A highly structured experience that will teach you the fundamental skills needed to be successful, including pre-rounding, presentations, ordering labs/diagnostic studies, handover skills, medical reconciliation, and note-writing, as well as how to utilize our Electronic Health Record and order sets. Conferences and controlled patient volume enhance the experience and opportunities for learning. Built-in social events help you get to know your peers. During this time, learners will spend 2 weeks on the wards, one week in ambulatory and one week in the CICU or ICU service. These core experiences ensure exposure to, and development of, the foundational skills necessary for the successful transition into residency. Incorporated into this orientation and fly up block, residents will experience a robust simulation curriculum.

Tracer Rotation

An intensive two-week curriculum in the Learner year focusing on transitions of care and quality improvement. The Tracer acts as a quality officer for a ward team and as a key member of a multi-disciplinary performance improvement team. Tracer residents follow ward patients into rehabilitation and home where they use formal survey tools to assess the quality of the transitions.

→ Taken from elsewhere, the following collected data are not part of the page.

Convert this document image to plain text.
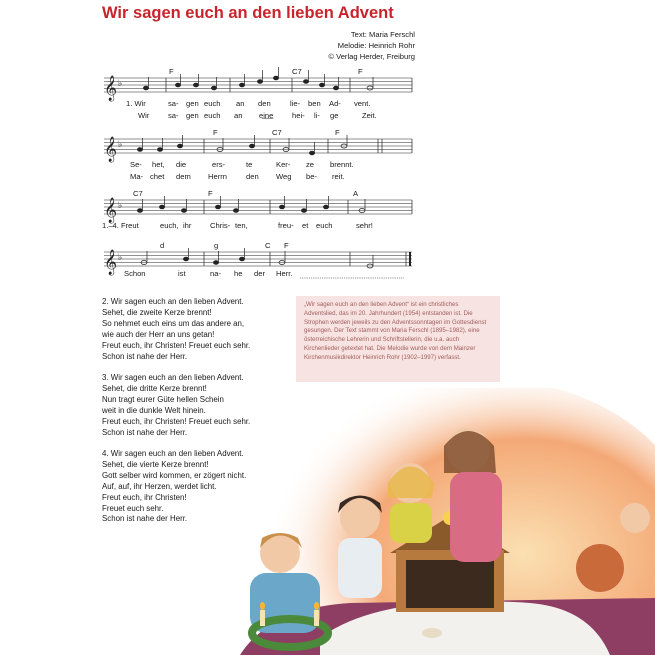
Wir sagen euch an den lieben Advent
Text: Maria Ferschl
Melodie: Heinrich Rohr
© Verlag Herder, Freiburg
𝄞
𝄞
𝄞
𝄞
♭
♭
♭
♭
F	C7	F
F	C7	F
C7	F	A
d	g	C F
1. Wir	sa- gen euch an den	lie- ben Ad- vent.
Wir sa- gen euch an ei̲n̲e̲ hei- li- ge	Zeit.
Se- het, die	ers-	te	Ker- ze brennt.
Ma- chet dem Herrn	den Weg be- reit.
1.–4. Freut	euch, ihr Chris- ten,	freu- et euch	sehr!
Schon	ist	na- he der Herr.
2. Wir sagen euch an den lieben Advent.
Sehet, die zweite Kerze brennt!
So nehmet euch eins um das andere an,
wie auch der Herr an uns getan!
Freut euch, ihr Christen! Freuet euch sehr.
Schon ist nahe der Herr.
3. Wir sagen euch an den lieben Advent.
Sehet, die dritte Kerze brennt!
Nun tragt eurer Güte hellen Schein
weit in die dunkle Welt hinein.
Freut euch, ihr Christen! Freuet euch sehr.
Schon ist nahe der Herr.
4. Wir sagen euch an den lieben Advent.
Sehet, die vierte Kerze brennt!
Gott selber wird kommen, er zögert nicht.
Auf, auf, ihr Herzen, werdet licht.
Freut euch, ihr Christen!
Freuet euch sehr.
Schon ist nahe der Herr.
„Wir sagen euch an den lieben Advent“ ist ein christliches Adventslied, das im 20. Jahrhundert (1954) entstanden ist. Die Strophen werden jeweils zu den Adventssonntagen im Gottesdienst gesungen. Der Text stammt von Maria Ferschl (1895–1982), eine österreichische Lehrerin und Schriftstellerin, die u.a. auch Kirchenlieder getextet hat. Die Melodie wurde von dem Mainzer Kirchenmusikdirektor Heinrich Rohr (1902–1997) verfasst.
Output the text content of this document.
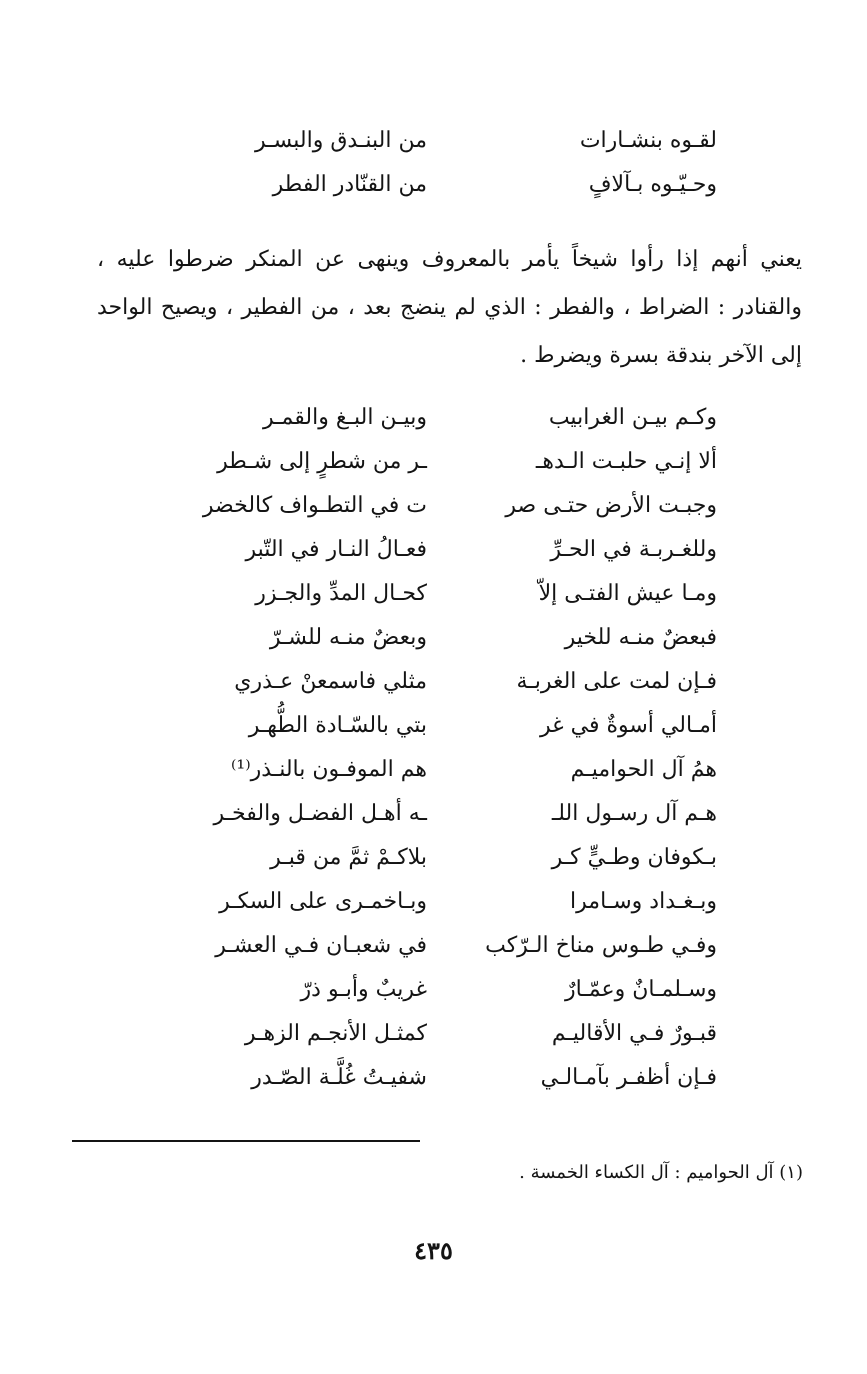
لقـوه بنشـارات
من البنـدق والبسـر
وحـيّـوه بـآلافٍ
من القنّادر الفطر
يعني أنهم إذا رأوا شيخاً يأمر بالمعروف وينهى عن المنكر ضرطوا عليه ، والقنادر : الضراط ، والفطر : الذي لم ينضج بعد ، من الفطير ، ويصيح الواحد إلى الآخر بندقة بسرة ويضرط .
وكـم بيـن الغرابيب
وبيـن البـغ والقمـر
ألا إنـي حلبـت الـدهـ
ـر من شطرٍ إلى شـطر
وجبـت الأرض حتـى صر
ت في التطـواف كالخضر
وللغـربـة في الحـرِّ
فعـالُ النـار في التّبر
ومـا عيش الفتـى إلاّ
كحـال المدِّ والجـزر
فبعضٌ منـه للخير
وبعضٌ منـه للشـرّ
فـإن لمت على الغربـة
مثلي فاسمعنْ عـذري
أمـالي أسوةٌ في غر
بتي بالسّـادة الطُّهـر
همُ آل الحواميـم
هم الموفـون بالنـذر⁽¹⁾
هـم آل رسـول اللـ
ـه أهـل الفضـل والفخـر
بـكوفان وطـيٍّ كـر
بلاكـمْ ثمَّ من قبـر
وبـغـداد وسـامرا
وبـاخمـرى على السكـر
وفـي طـوس مناخ الـرّكب
في شعبـان فـي العشـر
وسـلمـانٌ وعمّـارٌ
غريبٌ وأبـو ذرّ
قبـورٌ فـي الأقاليـم
كمثـل الأنجـم الزهـر
فـإن أظفـر بآمـالـي
شفيـتُ غُلَّـة الصّـدر
(١) آل الحواميم : آل الكساء الخمسة .
٤٣٥
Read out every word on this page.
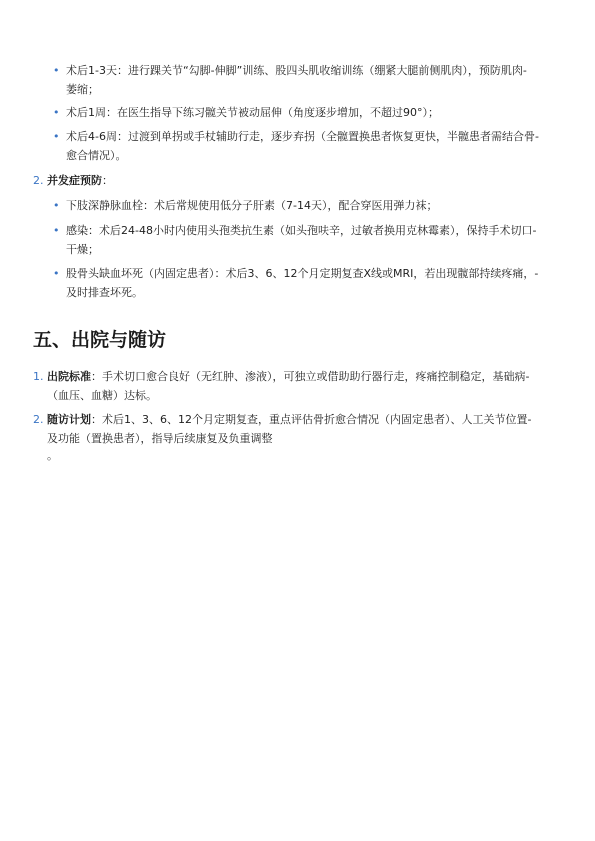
• 术后1-3天：进行踝关节“勾脚-伸脚”训练、股四头肌收缩训练（绷紧大腿前侧肌肉），预防肌肉-
萎缩；
• 术后1周：在医生指导下练习髋关节被动屈伸（角度逐步增加，不超过90°）；
• 术后4-6周：过渡到单拐或手杖辅助行走，逐步弃拐（全髋置换患者恢复更快，半髋患者需结合骨-
愈合情况）。
2. 并发症预防：
• 下肢深静脉血栓：术后常规使用低分子肝素（7-14天），配合穿医用弹力袜；
• 感染：术后24-48小时内使用头孢类抗生素（如头孢呋辛，过敏者换用克林霉素），保持手术切口-
干燥；
• 股骨头缺血坏死（内固定患者）：术后3、6、12个月定期复查X线或MRI，若出现髋部持续疼痛，-
及时排查坏死。
五、出院与随访
1. 出院标准：手术切口愈合良好（无红肿、渗液），可独立或借助助行器行走，疼痛控制稳定，基础病-
（血压、血糖）达标。
2. 随访计划：术后1、3、6、12个月定期复查，重点评估骨折愈合情况（内固定患者）、人工关节位置-
及功能（置换患者），指导后续康复及负重调整
。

Tracer residents participate in root cause analysis as well as quality improvement and patient satisfaction efforts within the system

The Tracer block is a meaningful educational experience with residents gaining invaluable insight into the macro-systems of care. The Tracer residents experience is central to the transitions PI team and has impacted our processes leading to improved clinical outcomes.

Academic Half-Day

A four hour block of protected educational time for ALL of our residents on Tuesday afternoon from 1 – 5 pm. Led by faculty and Teacher residents with the expertise of subspecialty colleagues, AHD is a robust and dynamic opportunity for our education and team-building curriculum. Intern morning reports and board preparation are dedicated weekly sessions.

  • Team-based learning
  • Sub specialty didactics
  • POCUS curriculum
  • Professional development sessions by the chair
  • Evidence-based medicine curriculum
  • Case report & research curriculum
  • Radiology conference
  • Board review
  • Morbidity & Mortality conference
  • Individualized career tracks
  • What I Need sessions - WIN
  • State of the art simulation center and skills lab

Self-Reflection & Self-Assessment

Promoting resident well-being and personal and professional growth is increasingly important to us as concern about burnout in the medical community grows.Working together, our IM and Med-Peds residency programs developed a structured, yearlong self-reflection curriculum—building in protected time for residents to participate.

Facilitators help guide self-reflection and self-assessment using different techniques that residents can use at work and in their outside lives. The curriculum uses a variety of educational modalities to achieve this goal—journaling, multi-media, humanities, active facilitation, and the arts.

Residents at Self-Reflection Curriculum Sessions
(Photo collage: Residents participating in sessions devoted to Imposter Syndrome and Divergent Thinking.)

Educational Opportunities

Robust educational session, led by chief residents, focusing on diagnostic and clinical reasoning, pathophysiology, guidelines, and journal review.

Morning conferences: Inpatient & Ambulatory

  • Longitudinal ambulatory curriculum
  • Core Internal Medicine didactic curriculum
  • EKG curriculum
  • Diagnostic reasoning
  • Journal club

Competency-based Assessment and Multi-source Feedback

The entirety of assessments in our program are competence-based and we use MSF (self-assessment, patient, peer, nursing, and faculty surveys, etc.) to develop an accurate assessment of each resident. These assessments are used to direct feedback and develop experiences that support resident advancement into competent providers.